Since I related as a millennial and wanted this to be helpful to people experiencing similar problems, I decided to narrow down the target audience to:
• Plant owners
• Non-plant owners that were interested in houseplants
I also had some initial thoughts and curiosity about the subject, and if it's worth pursuing:
1. Are millennials interested in plants?
2. Do they need additional support in plant care?
3. What were the target audience's pain points in plant care?
31% of houseplant sales were accountable by millennials last year. Digging deeper, this was because millennials felt solace and sense of nurturing in plants as significant milestones such as kids were happening much later in life.
At this point, I've realized a mobile app would be the best for users as it's easily accessible and can be on-the-go to manage plants, unlike a desktop program. To see if there were any suitable apps already, I went onto the app store for market research:
The app begins by asking what a user is looking for from a plant, and the user's knowledge in plant care to suggest a perfect plant.
Provides thorough plant care informationColors indicate the health status of a plant, which seems a bit arbitrary.
Users were not able to take pictures of the plants they owned.
A water reminder app that provides remainder days to water for each plant.
User can name your plants and has a water streak function that gamifies the process.
Has plant time-lapse options. There were no sorting options.
Teaches users how to prune, fertilize, and pest by a game.
There are notifications when a plant needs watering, and users can also name your plants.
There's a lack of plant database, and there were image distorting and animation errors that made users feel uncomfortable.
Next step was to see if millennials that were plant owners and non-plant owners were still struggling with plant care practices.
Some of the questions asked:
• Do you have any plants? If so, how many and what type of plants do you own?
• What type of plants do you like?
• Do you know how to take care of plants?
• Do you think you need any help in taking care of your plants?
• What's keeping you from buying plants?
• Forgetfulness is an issue. People forget to water their plants. It's also even more complicated when they travel.
• Not many people have enough knowledge to take care of the plants properly.
• Many people's biggest fear when it comes to owning a plant is killing them.
• The locations users live in were not suitable for some of the plants they've owned.
• Even if people are taking care of the plants, some things can go wrong.
• Currently, Google is the resource people use for more information on plants, but often they're not finding the answers they need.
I began to gather all the data and organize the features the app could have specifically for millennials.
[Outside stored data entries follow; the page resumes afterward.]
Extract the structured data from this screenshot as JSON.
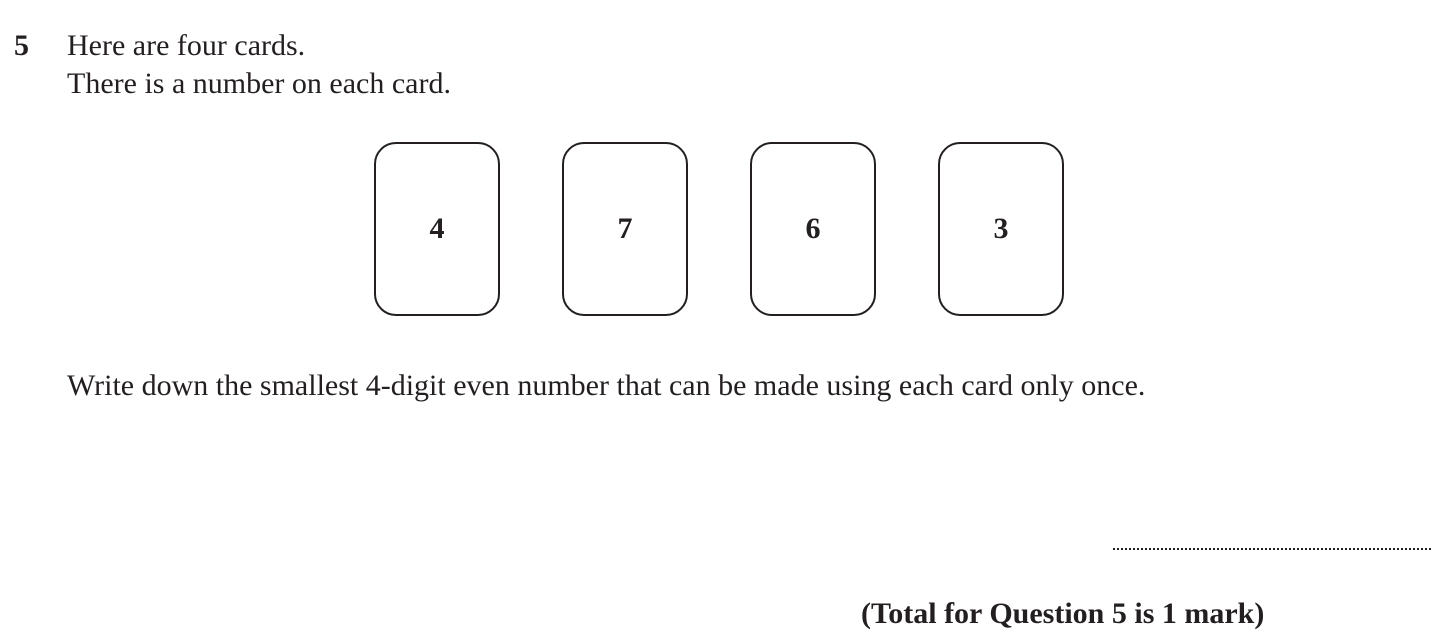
{
  "question": {
    "number": "5",
    "intro_line1": "Here are four cards.",
    "intro_line2": "There is a number on each card.",
    "cards": [
      "4",
      "7",
      "6",
      "3"
    ],
    "instruction": "Write down the smallest 4-digit even number that can be made using each card only once.",
    "total": "(Total for Question 5 is 1 mark)"
  }
}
I also started to search for any brands that could benefit from this app, rather than creating a new brand app from scratch.
I narrowed the features even further to see what worked best after multiple rounds and removed any extra features that didn't seem necessary. After researching, what I wanted to develop was perfect for The Sill: A modern plant destination for the modern plant lover.
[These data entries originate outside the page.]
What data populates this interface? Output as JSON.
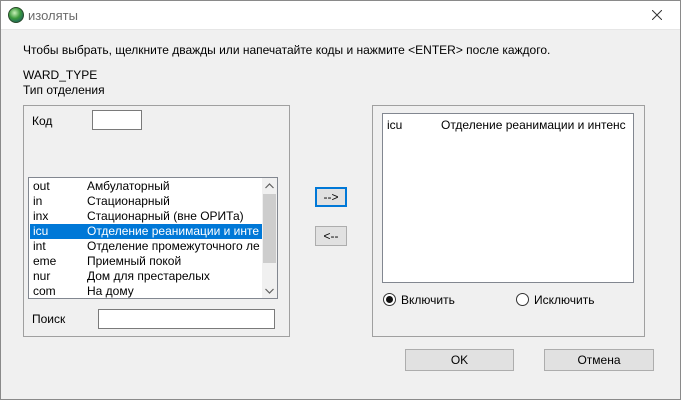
{
  "window": {
    "title": "изоляты",
    "close_icon": "close-icon"
  },
  "instruction": "Чтобы выбрать, щелкните дважды или напечатайте коды и нажмите <ENTER> после каждого.",
  "field": {
    "code": "WARD_TYPE",
    "description": "Тип отделения"
  },
  "left": {
    "code_label": "Код",
    "code_value": "",
    "search_label": "Поиск",
    "search_value": "",
    "items": [
      {
        "code": "out",
        "desc": "Амбулаторный",
        "selected": false
      },
      {
        "code": "in",
        "desc": "Стационарный",
        "selected": false
      },
      {
        "code": "inx",
        "desc": "Стационарный (вне ОРИТа)",
        "selected": false
      },
      {
        "code": "icu",
        "desc": "Отделение реанимации и инте",
        "selected": true
      },
      {
        "code": "int",
        "desc": "Отделение промежуточного ле",
        "selected": false
      },
      {
        "code": "eme",
        "desc": "Приемный покой",
        "selected": false
      },
      {
        "code": "nur",
        "desc": "Дом для престарелых",
        "selected": false
      },
      {
        "code": "com",
        "desc": "На дому",
        "selected": false
      }
    ]
  },
  "buttons": {
    "add": "-->",
    "remove": "<--",
    "ok": "OK",
    "cancel": "Отмена"
  },
  "right": {
    "selected_items": [
      {
        "code": "icu",
        "desc": "Отделение реанимации и интенс"
      }
    ],
    "include_label": "Включить",
    "exclude_label": "Исключить",
    "include_checked": true
  },
  "colors": {
    "selection": "#0078d7",
    "window_bg": "#f0f0f0"
  }
}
The Sill provides guides on plant care when your order arrives home. However, these were printed cards and didn't translate digitally. This is where Grow comes– a plant care app for millennials by The Sill.
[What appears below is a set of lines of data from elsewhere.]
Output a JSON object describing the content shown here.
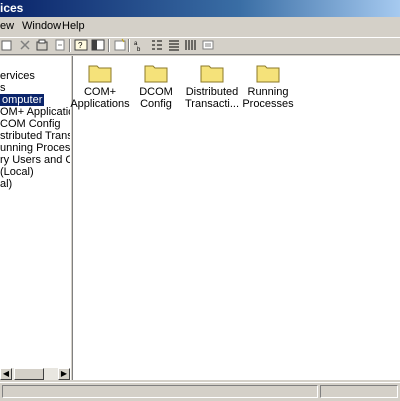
{
  "window": {
    "title": "ices"
  },
  "menu": {
    "items": [
      "ew",
      "Window",
      "Help"
    ]
  },
  "toolbar": {
    "icons": [
      "properties-icon",
      "cut-icon",
      "properties-sheet-icon",
      "export-icon",
      "help-icon",
      "mmc-icon",
      "new-window-icon",
      "large-icons-icon",
      "small-icons-icon",
      "list-icon",
      "details-icon",
      "view-options-icon"
    ]
  },
  "tree": {
    "items": [
      "ervices",
      "s",
      "omputer",
      "OM+ Applications",
      "COM Config",
      "stributed Transactic",
      "unning Processes",
      "ry Users and Comp",
      "(Local)",
      "al)"
    ],
    "selected_index": 2
  },
  "content": {
    "folders": [
      {
        "label_line1": "COM+",
        "label_line2": "Applications"
      },
      {
        "label_line1": "DCOM Config",
        "label_line2": ""
      },
      {
        "label_line1": "Distributed",
        "label_line2": "Transacti..."
      },
      {
        "label_line1": "Running",
        "label_line2": "Processes"
      }
    ]
  },
  "colors": {
    "selection": "#0a246a",
    "folder": "#f5e27a",
    "folder_outline": "#8c7a28",
    "title_bar": "#0a246a"
  }
}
The main feature of Grow is to keep track and maintain each plant's health. My plants page allows a user to easily access all their plants while keeping individual plant page in one gesture by swiping up.
Grow has organic shapes to bring life to the plant by default. The UI is also kept simple to highlight the plants and not bring too much attention to the design.
If a user is having a friend looking after a plant, user can send the proper plant care and notifications via SMS or Facebook Messenger.
Discover section includes information on variety of house plants for users to explore, along with any plant guide articles to read.
Each page is organized by categories, and plant articles includes species history, suitable locations, and extensive information on how to care for them.
If the user likes a plant they're seeing, buy plant button is easily accessible at the end of the page that can redirect them to The Sill to purchase.
Grow will have a scan technology by using The Sill's API for users to easily add a plant. Users also have the option to search by typing the plant name or manually add a plant.
To understand what users needed in plant care when I didn't know much in the beginning was a challenge. The people I've interviewed and tested the iterations with were mostly colleagues and friends around my age, and that was also something to take notice in even if they were the right target audience.
It was also my first time mixing Principle and After Effects together to create more complex interactions on a prototype. Overall, while it wasn't the most straightforward project from start to finish, I learned a lot and had pleasure in discovering new things along the way.